Мари поднимает на него взгляд, смотрит немного рассеянно, расфокусировано, и опять пытается нацепить на лицо эту дурацкую улыбку, спрашивая:

– О чем…

– Ни о чем. Просто… Ни о чем, – выдыхает Нотт, прикрывая глаза, чтобы не видеть. Не видеть. Не видеть.

Пока душит злость в зародыше и пытается спрятать ее обратно вглубь себя.

– Если тебе есть, что сказать, Тео, – голос Мари вдруг начинает звучать неожиданно резко, колко. – То говори.

Тео открывает глаза.

Мари улыбается.

Напряженно, ломано, убивающе неправильно.

Но опять улыбается.

Злость разгорается с новой силой, несется по венам сметающим все на своем пути пожарищем.

Тео не говорит.

Он просто берет Мари за плечо и трясет, не до боли, главное, не до боли…

Но тут ее кулак просто впечатывается в скулу Нотта.

Пошатываясь от неожиданности, тот отступает на шаг, другой.

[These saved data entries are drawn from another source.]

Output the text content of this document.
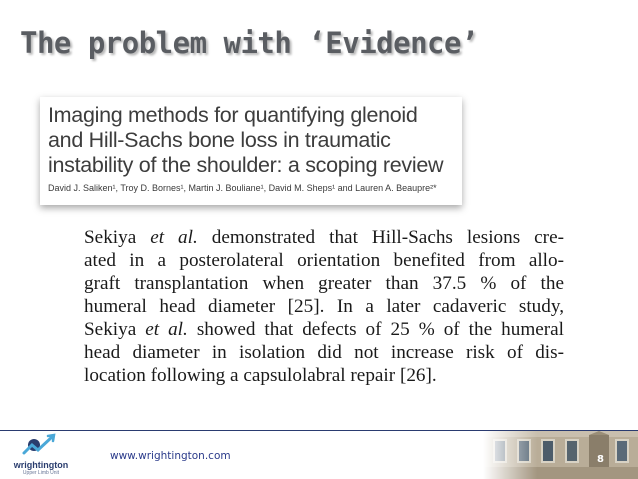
The problem with ‘Evidence’
Imaging methods for quantifying glenoid
and Hill-Sachs bone loss in traumatic
instability of the shoulder: a scoping review
David J. Saliken¹, Troy D. Bornes¹, Martin J. Bouliane¹, David M. Sheps¹ and Lauren A. Beaupre²*
Sekiya et al. demonstrated that Hill-Sachs lesions cre-
ated in a posterolateral orientation benefited from allo-
graft transplantation when greater than 37.5 % of the
humeral head diameter [25]. In a later cadaveric study,
Sekiya et al. showed that defects of 25 % of the humeral
head diameter in isolation did not increase risk of dis-
location following a capsulolabral repair [26].
wrightington
Upper Limb Unit
www.wrightington.com	8
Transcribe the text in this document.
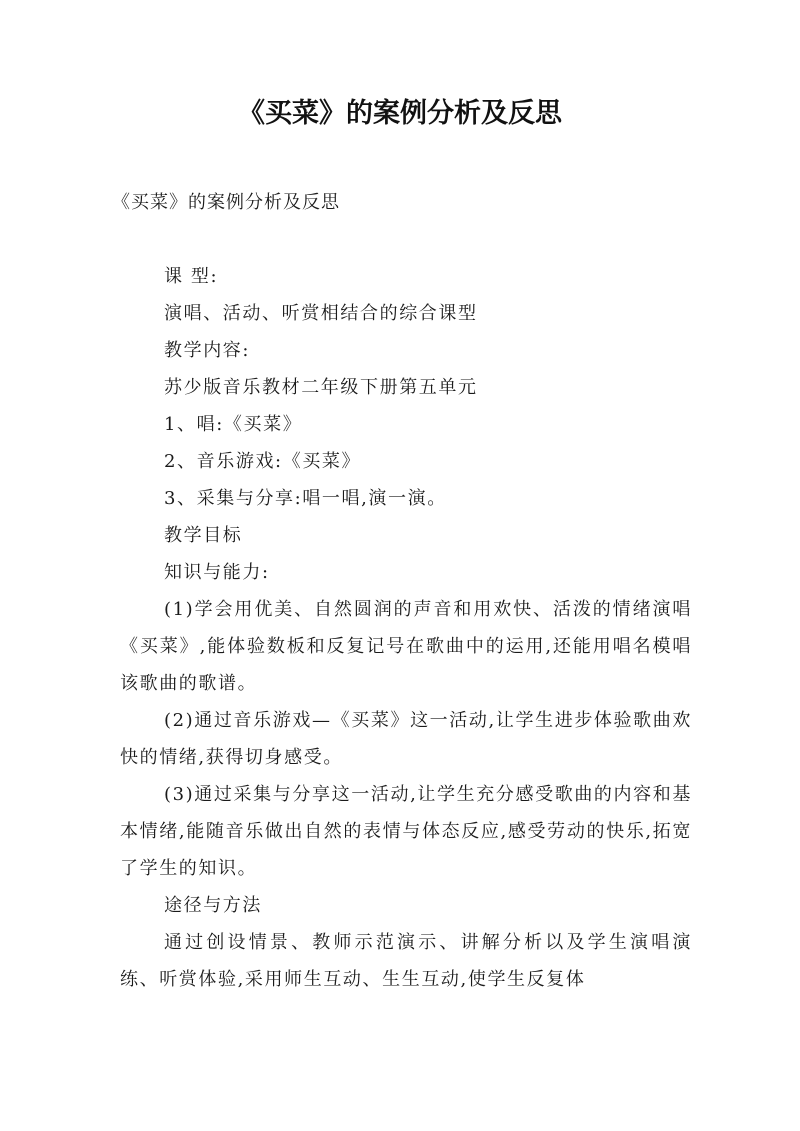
《买菜》的案例分析及反思
《买菜》的案例分析及反思

课 型:

演唱、活动、听赏相结合的综合课型

教学内容:

苏少版音乐教材二年级下册第五单元

1、唱:《买菜》

2、音乐游戏:《买菜》

3、采集与分享:唱一唱,演一演。

教学目标

知识与能力:

(1)学会用优美、自然圆润的声音和用欢快、活泼的情绪演唱《买菜》,能体验数板和反复记号在歌曲中的运用,还能用唱名模唱该歌曲的歌谱。

(2)通过音乐游戏—《买菜》这一活动,让学生进步体验歌曲欢快的情绪,获得切身感受。

(3)通过采集与分享这一活动,让学生充分感受歌曲的内容和基本情绪,能随音乐做出自然的表情与体态反应,感受劳动的快乐,拓宽了学生的知识。

途径与方法

通过创设情景、教师示范演示、讲解分析以及学生演唱演练、听赏体验,采用师生互动、生生互动,使学生反复体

Проводит рукой по разбитой губе и удивленно смотрит на свои перепачканные пальцы.

Тут же ему прилетает кулаком под дых.

Спустя несколько минут они стоят друг напротив друга, тяжелые дышащие, злые, потрепанные.

Они смотрят друг на друга.

Смотрят.

Смотрят.

– Эм… – неуклюже тянет Мари, когда злость начинает отступать, оставляя после себя только вину и неловкость. – Ты знаешь хотя бы одно лечащее заклинание?

Гнев на лице Тео сменяется удивлением.

Он хлопает глазами раз.

Второй.

Третий.

И начинает хохотать.

Проходит секунда-другая – Мари начинает смеяться вслед за ним.

Еще спустя пару минут, когда их истеричный смех сходит на нет, Тео сгребают в крепкие, болезненные после пары злобных девчачьих ударов объятия.